Marco

Marco

Neni, München

Noch wollte ich Parship nicht aufgeben.
Einem gab ich noch die Chance.
Und diese Chance ging an... Marco.
Vorab: Die Chance hätte ich mir schenken können!
Marco´s Profilbild punktete sofort bei mir. Er strahlte Ruhe, Ausgeglichenheit und Freundlichkeit aus. Er schien groß zu sein und sein Klamottenstil lies mich erahnen: Hoppla, ein Kreativer! - Genau mein Ding. Einige Chats und einige Telefonate später bestätigte sich mein Eindruck.
Wir hatten viele Gemeinsamkeiten und den gleichen Humor. Es fühlte sich an, als ob ich Marco schon ewig kennen würde, deshalb sagte ich "Ja!" zu einem Date.
Das war auch das erste Date bei dem ich tatsächlich etwas nervös war.
Wir verabredeten uns zum Essen im Restaurant und Bar Anna am Stachus.
Und es bestätigte sich leider mal wieder viel zu schnell: Die meisten Männer sind nur aus der Ferne schön!

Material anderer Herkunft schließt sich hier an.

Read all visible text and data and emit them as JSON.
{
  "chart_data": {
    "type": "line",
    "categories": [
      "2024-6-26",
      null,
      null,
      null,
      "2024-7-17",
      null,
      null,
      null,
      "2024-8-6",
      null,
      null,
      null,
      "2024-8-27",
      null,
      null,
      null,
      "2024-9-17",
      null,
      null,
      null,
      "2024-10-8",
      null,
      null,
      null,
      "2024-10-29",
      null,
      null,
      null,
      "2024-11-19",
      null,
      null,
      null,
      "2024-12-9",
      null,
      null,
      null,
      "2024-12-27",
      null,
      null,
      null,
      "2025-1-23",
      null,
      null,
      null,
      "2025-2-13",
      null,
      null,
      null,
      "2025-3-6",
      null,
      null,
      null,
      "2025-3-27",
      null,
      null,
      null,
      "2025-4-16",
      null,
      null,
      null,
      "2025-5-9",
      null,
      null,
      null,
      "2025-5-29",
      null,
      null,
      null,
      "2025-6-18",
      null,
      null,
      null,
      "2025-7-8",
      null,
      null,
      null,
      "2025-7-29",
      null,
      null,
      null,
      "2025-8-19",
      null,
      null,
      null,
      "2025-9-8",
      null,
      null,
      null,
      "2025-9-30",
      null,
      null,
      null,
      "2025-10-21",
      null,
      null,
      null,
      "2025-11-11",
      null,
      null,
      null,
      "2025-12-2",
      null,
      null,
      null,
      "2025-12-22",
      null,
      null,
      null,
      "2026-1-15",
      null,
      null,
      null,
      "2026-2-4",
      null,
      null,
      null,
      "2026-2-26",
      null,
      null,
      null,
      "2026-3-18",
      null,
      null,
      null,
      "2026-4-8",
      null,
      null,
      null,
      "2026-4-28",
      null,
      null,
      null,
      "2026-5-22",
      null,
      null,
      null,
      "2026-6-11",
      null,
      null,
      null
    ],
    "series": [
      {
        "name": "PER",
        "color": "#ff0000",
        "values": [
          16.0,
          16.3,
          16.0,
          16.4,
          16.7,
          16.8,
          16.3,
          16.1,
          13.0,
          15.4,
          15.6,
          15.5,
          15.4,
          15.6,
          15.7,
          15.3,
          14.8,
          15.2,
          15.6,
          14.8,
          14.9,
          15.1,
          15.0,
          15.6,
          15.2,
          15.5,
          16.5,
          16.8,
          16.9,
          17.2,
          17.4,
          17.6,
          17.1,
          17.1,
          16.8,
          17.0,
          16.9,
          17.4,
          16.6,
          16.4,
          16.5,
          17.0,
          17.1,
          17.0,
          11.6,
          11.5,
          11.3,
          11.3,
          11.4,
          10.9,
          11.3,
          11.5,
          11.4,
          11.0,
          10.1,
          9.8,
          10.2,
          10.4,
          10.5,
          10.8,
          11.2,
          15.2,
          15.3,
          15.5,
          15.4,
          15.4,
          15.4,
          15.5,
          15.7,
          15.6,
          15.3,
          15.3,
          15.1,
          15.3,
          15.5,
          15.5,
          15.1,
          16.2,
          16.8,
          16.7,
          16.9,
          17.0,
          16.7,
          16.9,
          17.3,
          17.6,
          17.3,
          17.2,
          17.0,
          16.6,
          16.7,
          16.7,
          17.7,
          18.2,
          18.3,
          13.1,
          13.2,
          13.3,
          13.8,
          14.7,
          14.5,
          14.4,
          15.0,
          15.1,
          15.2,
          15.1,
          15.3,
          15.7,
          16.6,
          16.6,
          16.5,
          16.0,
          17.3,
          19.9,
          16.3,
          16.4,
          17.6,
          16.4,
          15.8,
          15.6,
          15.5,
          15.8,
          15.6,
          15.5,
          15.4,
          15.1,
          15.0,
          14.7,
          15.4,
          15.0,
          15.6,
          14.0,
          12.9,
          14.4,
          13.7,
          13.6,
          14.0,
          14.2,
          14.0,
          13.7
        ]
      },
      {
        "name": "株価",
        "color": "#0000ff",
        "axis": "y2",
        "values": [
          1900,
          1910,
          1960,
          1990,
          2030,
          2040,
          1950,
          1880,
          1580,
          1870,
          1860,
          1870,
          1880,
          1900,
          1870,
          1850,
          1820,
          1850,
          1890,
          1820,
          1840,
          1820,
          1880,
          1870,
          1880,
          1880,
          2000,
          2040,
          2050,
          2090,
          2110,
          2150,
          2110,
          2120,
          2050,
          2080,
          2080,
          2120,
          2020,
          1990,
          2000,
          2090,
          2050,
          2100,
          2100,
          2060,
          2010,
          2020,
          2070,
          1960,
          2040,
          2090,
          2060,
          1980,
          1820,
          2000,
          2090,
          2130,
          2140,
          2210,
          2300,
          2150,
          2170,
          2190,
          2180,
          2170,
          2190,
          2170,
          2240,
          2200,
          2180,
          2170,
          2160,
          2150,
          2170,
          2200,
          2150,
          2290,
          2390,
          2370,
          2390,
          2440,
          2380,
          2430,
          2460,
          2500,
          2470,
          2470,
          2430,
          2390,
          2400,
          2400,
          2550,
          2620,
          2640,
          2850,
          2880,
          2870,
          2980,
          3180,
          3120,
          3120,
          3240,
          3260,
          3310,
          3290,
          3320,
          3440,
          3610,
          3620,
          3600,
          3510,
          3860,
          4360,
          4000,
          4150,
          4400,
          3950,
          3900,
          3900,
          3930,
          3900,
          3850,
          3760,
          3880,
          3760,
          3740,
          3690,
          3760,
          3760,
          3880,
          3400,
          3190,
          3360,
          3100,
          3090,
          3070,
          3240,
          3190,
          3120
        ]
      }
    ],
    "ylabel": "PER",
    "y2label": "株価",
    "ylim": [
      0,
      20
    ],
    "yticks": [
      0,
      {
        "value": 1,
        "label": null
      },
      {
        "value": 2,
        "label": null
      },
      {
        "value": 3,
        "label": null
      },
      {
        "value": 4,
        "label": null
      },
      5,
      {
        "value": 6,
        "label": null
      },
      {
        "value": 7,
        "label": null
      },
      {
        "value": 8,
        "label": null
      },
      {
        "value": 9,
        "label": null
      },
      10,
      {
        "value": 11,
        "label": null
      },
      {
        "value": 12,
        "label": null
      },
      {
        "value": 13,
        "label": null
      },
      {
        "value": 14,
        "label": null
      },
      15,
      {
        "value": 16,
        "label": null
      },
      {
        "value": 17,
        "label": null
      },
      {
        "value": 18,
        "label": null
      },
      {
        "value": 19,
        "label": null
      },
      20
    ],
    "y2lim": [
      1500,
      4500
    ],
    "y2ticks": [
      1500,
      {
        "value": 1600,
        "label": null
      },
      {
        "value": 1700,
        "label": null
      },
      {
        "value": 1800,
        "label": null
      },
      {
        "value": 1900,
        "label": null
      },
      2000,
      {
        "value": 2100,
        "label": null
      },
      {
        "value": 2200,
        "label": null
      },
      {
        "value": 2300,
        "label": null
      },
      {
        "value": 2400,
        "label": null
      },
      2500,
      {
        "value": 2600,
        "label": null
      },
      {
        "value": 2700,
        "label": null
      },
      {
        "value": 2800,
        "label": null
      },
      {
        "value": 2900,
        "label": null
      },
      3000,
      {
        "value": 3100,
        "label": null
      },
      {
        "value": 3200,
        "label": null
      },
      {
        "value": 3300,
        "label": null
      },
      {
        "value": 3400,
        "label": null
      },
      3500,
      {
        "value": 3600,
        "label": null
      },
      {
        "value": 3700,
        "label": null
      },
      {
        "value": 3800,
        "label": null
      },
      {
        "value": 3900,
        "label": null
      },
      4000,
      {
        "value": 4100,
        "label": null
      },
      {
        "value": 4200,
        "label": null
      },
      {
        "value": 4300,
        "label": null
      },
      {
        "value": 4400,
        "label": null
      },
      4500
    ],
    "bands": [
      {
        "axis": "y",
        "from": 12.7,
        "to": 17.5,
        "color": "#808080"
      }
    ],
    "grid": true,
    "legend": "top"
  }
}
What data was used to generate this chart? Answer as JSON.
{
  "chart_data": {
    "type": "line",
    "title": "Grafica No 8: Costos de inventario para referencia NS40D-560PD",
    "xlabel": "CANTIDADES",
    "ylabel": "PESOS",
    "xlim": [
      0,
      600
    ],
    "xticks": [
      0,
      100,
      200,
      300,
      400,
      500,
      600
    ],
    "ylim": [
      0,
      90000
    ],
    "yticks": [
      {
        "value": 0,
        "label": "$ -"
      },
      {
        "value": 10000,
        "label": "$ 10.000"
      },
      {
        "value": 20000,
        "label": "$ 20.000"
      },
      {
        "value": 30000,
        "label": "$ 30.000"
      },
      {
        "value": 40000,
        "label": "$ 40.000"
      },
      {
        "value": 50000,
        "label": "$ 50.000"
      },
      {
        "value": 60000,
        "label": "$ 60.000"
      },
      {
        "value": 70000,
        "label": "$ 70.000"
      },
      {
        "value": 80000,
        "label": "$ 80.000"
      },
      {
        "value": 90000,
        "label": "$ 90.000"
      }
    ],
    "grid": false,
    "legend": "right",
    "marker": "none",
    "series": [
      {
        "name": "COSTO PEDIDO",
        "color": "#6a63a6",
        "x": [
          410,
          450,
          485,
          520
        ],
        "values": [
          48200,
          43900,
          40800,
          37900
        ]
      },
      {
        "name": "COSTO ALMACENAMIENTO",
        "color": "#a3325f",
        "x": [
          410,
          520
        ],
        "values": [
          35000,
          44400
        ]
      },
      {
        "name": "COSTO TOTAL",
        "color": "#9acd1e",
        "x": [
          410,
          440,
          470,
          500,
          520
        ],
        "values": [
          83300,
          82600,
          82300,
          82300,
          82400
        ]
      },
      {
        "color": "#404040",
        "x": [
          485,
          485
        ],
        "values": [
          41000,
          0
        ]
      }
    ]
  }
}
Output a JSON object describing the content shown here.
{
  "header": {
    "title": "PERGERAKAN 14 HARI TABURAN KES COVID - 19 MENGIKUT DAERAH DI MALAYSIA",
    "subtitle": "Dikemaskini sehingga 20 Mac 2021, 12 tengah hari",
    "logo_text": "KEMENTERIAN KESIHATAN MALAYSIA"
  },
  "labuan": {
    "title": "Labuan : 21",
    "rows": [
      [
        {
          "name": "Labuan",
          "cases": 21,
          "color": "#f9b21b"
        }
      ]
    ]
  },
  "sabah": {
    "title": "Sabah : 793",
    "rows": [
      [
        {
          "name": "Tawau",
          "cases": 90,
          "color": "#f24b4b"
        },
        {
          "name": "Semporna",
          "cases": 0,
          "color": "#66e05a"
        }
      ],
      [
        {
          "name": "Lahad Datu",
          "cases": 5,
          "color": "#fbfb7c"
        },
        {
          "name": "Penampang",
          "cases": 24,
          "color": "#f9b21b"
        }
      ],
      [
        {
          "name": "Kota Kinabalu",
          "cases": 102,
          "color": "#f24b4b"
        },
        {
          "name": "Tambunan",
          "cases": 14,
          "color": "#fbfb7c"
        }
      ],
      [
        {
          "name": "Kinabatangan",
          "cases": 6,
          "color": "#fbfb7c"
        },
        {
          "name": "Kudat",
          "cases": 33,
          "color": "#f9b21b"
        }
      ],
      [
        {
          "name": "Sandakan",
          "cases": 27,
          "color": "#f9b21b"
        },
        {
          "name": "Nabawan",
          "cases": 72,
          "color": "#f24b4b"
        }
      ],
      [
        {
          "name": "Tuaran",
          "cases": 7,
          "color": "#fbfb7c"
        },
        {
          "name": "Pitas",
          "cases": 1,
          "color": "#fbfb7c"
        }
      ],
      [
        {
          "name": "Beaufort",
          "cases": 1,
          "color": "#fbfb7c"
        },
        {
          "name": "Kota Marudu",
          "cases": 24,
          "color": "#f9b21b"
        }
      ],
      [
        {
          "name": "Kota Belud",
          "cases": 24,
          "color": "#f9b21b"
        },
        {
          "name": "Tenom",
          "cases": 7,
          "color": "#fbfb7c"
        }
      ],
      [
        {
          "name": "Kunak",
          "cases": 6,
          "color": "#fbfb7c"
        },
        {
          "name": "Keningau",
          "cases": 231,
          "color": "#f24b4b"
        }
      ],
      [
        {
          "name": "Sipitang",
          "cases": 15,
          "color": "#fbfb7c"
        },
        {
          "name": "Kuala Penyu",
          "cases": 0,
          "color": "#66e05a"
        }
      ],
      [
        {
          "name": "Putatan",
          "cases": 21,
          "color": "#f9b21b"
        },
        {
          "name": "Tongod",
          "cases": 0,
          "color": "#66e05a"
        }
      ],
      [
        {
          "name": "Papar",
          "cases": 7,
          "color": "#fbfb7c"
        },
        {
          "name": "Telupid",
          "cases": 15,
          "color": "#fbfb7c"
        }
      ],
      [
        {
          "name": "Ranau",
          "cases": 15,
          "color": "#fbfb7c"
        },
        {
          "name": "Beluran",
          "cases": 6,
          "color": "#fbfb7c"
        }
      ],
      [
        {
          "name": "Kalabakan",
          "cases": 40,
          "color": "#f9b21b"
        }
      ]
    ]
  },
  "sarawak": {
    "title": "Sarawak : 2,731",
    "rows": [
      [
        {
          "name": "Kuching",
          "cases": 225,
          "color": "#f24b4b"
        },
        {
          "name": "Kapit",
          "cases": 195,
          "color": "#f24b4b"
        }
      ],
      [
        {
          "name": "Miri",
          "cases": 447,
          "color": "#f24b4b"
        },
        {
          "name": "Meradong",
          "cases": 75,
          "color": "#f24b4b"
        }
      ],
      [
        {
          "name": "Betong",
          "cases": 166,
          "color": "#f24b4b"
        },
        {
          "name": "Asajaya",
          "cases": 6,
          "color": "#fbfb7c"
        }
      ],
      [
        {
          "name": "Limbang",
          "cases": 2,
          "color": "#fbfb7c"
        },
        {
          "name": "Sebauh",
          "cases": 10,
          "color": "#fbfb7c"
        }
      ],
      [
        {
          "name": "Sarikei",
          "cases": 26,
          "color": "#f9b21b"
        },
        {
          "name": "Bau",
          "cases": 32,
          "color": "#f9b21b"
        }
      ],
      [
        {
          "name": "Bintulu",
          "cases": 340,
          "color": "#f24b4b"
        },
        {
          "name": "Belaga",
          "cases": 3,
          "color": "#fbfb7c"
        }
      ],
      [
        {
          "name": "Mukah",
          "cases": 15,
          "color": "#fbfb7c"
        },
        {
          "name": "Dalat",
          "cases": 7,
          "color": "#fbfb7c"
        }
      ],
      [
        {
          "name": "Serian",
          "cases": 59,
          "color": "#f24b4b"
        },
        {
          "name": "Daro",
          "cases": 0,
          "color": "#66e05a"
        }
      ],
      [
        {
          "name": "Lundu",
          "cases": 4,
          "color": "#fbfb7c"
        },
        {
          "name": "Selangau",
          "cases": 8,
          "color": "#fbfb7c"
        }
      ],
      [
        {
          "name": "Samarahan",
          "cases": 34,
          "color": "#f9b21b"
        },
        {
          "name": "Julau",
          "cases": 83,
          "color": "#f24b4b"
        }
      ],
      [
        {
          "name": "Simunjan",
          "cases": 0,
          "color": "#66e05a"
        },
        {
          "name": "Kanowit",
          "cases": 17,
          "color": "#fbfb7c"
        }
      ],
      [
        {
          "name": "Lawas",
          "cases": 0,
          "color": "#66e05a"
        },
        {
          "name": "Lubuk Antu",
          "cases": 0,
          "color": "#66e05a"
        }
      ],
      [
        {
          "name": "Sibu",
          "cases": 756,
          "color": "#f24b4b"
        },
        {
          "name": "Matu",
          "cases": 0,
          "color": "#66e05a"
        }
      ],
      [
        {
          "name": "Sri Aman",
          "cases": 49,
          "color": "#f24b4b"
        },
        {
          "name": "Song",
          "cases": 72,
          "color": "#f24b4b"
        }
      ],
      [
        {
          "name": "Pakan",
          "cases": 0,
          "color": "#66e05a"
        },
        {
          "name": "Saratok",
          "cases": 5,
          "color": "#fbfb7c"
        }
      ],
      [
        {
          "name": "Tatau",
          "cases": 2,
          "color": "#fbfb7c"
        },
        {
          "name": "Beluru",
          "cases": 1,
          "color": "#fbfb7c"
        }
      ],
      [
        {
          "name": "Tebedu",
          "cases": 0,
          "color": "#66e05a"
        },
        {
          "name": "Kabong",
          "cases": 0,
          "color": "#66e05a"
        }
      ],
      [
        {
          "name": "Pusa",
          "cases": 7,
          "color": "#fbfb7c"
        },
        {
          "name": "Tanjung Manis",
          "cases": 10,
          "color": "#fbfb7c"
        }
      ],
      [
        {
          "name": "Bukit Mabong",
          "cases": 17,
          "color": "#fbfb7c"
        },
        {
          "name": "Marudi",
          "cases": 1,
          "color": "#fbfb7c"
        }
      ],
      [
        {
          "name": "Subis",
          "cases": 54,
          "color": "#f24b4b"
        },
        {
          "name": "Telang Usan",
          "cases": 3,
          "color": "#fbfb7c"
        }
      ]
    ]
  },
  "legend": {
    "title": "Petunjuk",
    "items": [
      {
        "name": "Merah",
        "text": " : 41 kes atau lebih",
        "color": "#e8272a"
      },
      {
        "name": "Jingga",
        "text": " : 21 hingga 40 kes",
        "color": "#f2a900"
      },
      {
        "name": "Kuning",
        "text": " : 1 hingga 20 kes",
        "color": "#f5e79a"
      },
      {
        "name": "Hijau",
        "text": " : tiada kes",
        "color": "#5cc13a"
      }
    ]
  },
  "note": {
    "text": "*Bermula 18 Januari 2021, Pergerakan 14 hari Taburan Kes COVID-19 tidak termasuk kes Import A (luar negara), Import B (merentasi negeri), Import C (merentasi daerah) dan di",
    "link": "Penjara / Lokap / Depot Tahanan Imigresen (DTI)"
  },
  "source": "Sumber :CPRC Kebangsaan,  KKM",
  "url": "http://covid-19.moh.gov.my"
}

Und diese Aussage gilt nicht dem äußeren Erscheinungbild!
Auch Marco hatte mit seinem Profilbild nicht gelogen.
Jedoch: Das Wesen eines Menschen ist unergründlich! *g*
Wir begrüßten uns wie alte Freunde, jedoch... er war nervös, hippelig, aufgedreht und schwitzte! Ich dachte zuerst: Junge, der ist ja ganz schön aufgeregt und gab ihm die Zeit sich an mich zu gewöhnen. Aber Pustekuchen! Er wurde von Minute zu Minute aufgedrehter und fing an sich eigenartig, gar komisch zu verhalten. Einmal kam er ganz nah an mein Gesicht und schaute mir mit einem seiner Augen prüfend in eines meiner Augen, um meine Augenfarbe festzustellen und wirkte dabei in seiner großen, schlaksigen Art wie ein verrückter Professor. Ein anderes Mal legte er seinen Arm um mich und zog ihn nach 2, 3 Sekunden wieder zurück und das in einer Dauerschleife von gefühlten 10 Minuten... Arm hin, Arm weg... Arm hin, Arm weg... in GROßEN GESTIKULIERUNGEN. So, als ob er eine Choreographie ausarbeiten würde. Ich hatte keine Ahnung wie wir auf die anderen Restaurantbesucher gewirkt haben mussten, es war mir auch egal, aber für mich war nach einer Stunde klar: Der Typ nimmt Substanzen zu sich die nicht gut für ihn sind! ... und wir hatten noch nicht gegessen! Es schien ein langer Abend zu werden.

Marco

Neni, München

Wir verstanden uns wirklich gut, lachten... aber seine Aufgekratztheit ging mir zunehmend auf den Keks. Also dachte ich mir: Der Junge braucht vielleicht nur noch etwas Alkohol! - viel Alkohol! Ganz viel...um runter zu kommen... da muss es doch bestimmt einen Cool - Down - Knopf geben.
Ich zog mit ihm weiter ins Neni am Hauptbahnhof. Ab an die Bar im ersten Stock. In dem stylischen Umfeld sollte er sich als Kreativer ja wohl heimisch fühlen.
Eine Stunde und zwei Drinks später: Er war müde. Von jetzt auf gleich! Spooky. Der Schuss mit der Heimeligkeit ging gründlich nach hinten los! ;-)
Er wollte gehen... und da ging er auch - ohne mich!

Marco

Neni, München

Als ich zu Hause ankam merkte ich, dass mich der Abend ganz schön angestrengt hat, ich war regelrecht erschöpft.
So nett Marco auch war, aber eine Beziehung mit ihm konnte ich mir nicht vorstellen, noch nicht mal als Freund würde ich ihn einen ganzen Abend ertragen können. Ich glaube, er sah es genauso, denn er meldete sich nicht mehr. Entweder aus Scham oder weil auch er etwas anderes erwartet hatte.
Resume: Man sollte sich nicht immer treffen! Manchmal sollte man sich den Witz und die Freude am flirten bewahren und ausschließlich auf die Onlinewelt beschränken.